Un episodio che ha lasciato il segno, dentro e fuori dal campo. Gli scontri che hanno fatto seguito alla partita tra Brescia e Cosenza dell’1 giugno 2023 – decisiva per la retrocessione delle rondinelle in Serie C – sono finiti al centro di un procedimento giudiziario imponente: 94 tifosi imputati, accuse gravi e ora la costituzione del Ministero dell’Interno come parte civile, con una richiesta di risarcimento da un milione di euro per danni materiali e di immagine.
Un procedimento che accende nuovamente i riflettori su un tema caldo del calcio italiano: il confine sempre più labile tra passione e violenza.
Il contesto: una partita, una retrocessione e il caos al “Rigamonti”
Lo scenario è lo stadio Mario Rigamonti di Brescia. L’1 giugno 2023 si disputa il ritorno dei playout tra Brescia e Cosenza. La gara decreta la retrocessione del Brescia in Serie C, poi rientrata con un successivo ripescaggio. Al triplice fischio, la tensione esplode: centinaia di tifosi invadono il campo, si verificano scontri con le forze dell’ordine, danneggiamenti, lesioni e una scena che rimbalza per ore su televisioni e social.
È da quel momento che prende forma il fascicolo oggi approdato in aula.
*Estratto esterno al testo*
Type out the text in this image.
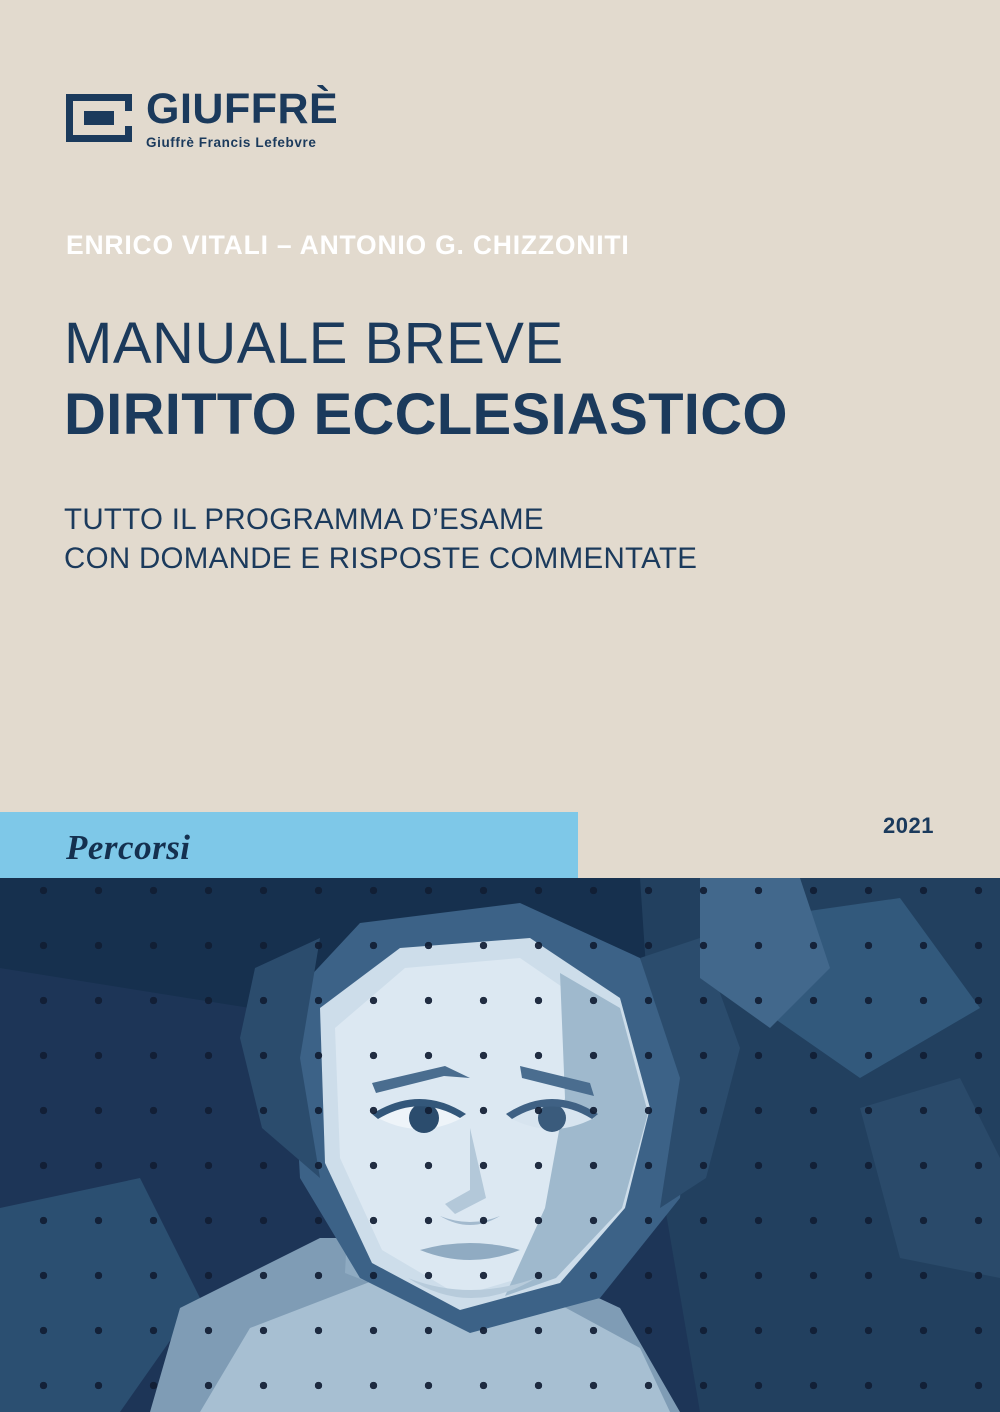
GIUFFRÈ
Giuffrè Francis Lefebvre
ENRICO VITALI – ANTONIO G. CHIZZONITI
MANUALE BREVE
DIRITTO ECCLESIASTICO
TUTTO IL PROGRAMMA D’ESAME
CON DOMANDE E RISPOSTE COMMENTATE
Percorsi
2021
Il processo: 94 imputati e quattro diversi percorsi giudiziari
Il Ministero dell’Interno ha scelto di costituirsi parte civile nel procedimento, chiedendo un risarcimento da un milione di euro. Una cifra calcolata – si legge negli atti – anche sulla base del danno d’immagine: 10 centesimi per ognuno dei circa 10 milioni di italiani che hanno visto le immagini dell’invasione e degli scontri.
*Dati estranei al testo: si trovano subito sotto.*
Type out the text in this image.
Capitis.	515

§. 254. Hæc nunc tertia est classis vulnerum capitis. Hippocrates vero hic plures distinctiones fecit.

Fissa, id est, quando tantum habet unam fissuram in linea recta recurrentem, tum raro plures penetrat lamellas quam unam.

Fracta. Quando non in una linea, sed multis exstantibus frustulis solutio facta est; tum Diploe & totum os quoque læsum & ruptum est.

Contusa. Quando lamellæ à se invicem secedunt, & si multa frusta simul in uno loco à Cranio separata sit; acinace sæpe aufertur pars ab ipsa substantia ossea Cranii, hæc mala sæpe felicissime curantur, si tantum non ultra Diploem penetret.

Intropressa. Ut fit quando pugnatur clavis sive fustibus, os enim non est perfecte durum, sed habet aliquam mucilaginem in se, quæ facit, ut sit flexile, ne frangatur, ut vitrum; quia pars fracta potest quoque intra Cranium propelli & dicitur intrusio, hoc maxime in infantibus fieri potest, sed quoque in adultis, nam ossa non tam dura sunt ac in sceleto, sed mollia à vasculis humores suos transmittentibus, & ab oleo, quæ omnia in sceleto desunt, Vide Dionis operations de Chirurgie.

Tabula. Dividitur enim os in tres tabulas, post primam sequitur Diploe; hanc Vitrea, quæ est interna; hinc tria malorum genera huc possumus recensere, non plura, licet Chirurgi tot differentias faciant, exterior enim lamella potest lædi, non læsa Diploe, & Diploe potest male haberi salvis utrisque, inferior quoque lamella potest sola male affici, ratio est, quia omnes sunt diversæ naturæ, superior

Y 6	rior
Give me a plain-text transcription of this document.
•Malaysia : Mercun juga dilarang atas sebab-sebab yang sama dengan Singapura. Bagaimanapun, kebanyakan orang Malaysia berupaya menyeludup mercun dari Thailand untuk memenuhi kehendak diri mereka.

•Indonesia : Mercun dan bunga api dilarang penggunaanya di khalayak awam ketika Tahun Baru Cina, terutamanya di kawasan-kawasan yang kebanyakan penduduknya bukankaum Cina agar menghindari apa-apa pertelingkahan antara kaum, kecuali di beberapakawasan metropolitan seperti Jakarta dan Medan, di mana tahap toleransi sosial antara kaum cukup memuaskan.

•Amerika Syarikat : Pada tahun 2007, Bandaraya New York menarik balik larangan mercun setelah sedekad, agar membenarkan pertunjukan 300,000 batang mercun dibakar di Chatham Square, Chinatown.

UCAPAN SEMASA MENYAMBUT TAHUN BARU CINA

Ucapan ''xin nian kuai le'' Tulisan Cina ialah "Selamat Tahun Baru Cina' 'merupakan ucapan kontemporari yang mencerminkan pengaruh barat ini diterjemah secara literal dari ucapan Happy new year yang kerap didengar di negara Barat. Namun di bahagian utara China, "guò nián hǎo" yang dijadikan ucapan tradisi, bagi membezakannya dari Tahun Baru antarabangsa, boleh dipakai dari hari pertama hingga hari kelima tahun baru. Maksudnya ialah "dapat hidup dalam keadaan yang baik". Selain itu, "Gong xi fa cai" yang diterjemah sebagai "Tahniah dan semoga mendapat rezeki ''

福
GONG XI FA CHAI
I 94 imputati devono rispondere, a vario titolo, di:
- Resistenza aggravata a pubblico ufficiale
- Lesioni personali
- Danneggiamenti
- Invasione di campo
I percorsi processuali si dividono in quattro filoni:
- 2 imputati hanno chiesto il patteggiamento
- 32 saranno giudicati con rito abbreviato
- 50 hanno chiesto la messa alla prova
- 10 proseguiranno con l’udienza preliminare ordinaria
Il giudice per l’udienza preliminare, Federica Brugnara, ha aggiornato l’udienza al 6 novembre 2025.
Il Brescia si chiama fuori: Cellino non si costituisce parte civile
Una scelta che ha fatto discutere, ma che segue una logica ben precisa. Il Brescia Calcio, attraverso il suo presidente Massimo Cellino, ha deciso di non costituirsi parte civile nel procedimento. La motivazione? Evitare che la società diventi bersaglio di ulteriori tensioni, in un clima già teso con una parte della tifoseria da tempo critica nei confronti della proprietà.
Una mossa diplomatica che segna una distanza netta tra giustizia sportiva e giustizia penale, e che conferma quanto il contesto societario influisca anche su dinamiche processuali.
Oltre la cronaca: la responsabilità collettiva nel calcio moderno
Il processo sugli scontri di Brescia-Cosenza non è soltanto una vicenda giudiziaria, ma una cartina di tornasole di ciò che ancora oggi accade negli stadi italiani.
Il Viminale, costituendosi parte civile, ha voluto lanciare un segnale forte: episodi di violenza non possono essere archiviati come semplici reazioni emotive a un risultato sportivo. Il danno non è solo fisico, ma reputazionale per l’intero sistema calcio, e chi ne è responsabile deve risponderne anche in sede civile.
Il calcio ha bisogno di passione, non di violenza. E la giustizia deve restare vigile
Mentre il campo regala sogni, emozioni e rinascite – come dimostra lo stesso ripescaggio del Brescia – fuori dal campo si gioca una partita altrettanto cruciale: quella per la legalità, il rispetto delle istituzioni, e il diritto dei tifosi a vivere lo sport in sicurezza.
Il prossimo appuntamento è in aula il 6 novembre. Ma l’eco di quella sera del Rigamonti è ancora ben presente. E potrebbe segnare un precedente importante nella gestione della violenza negli stadi italiani.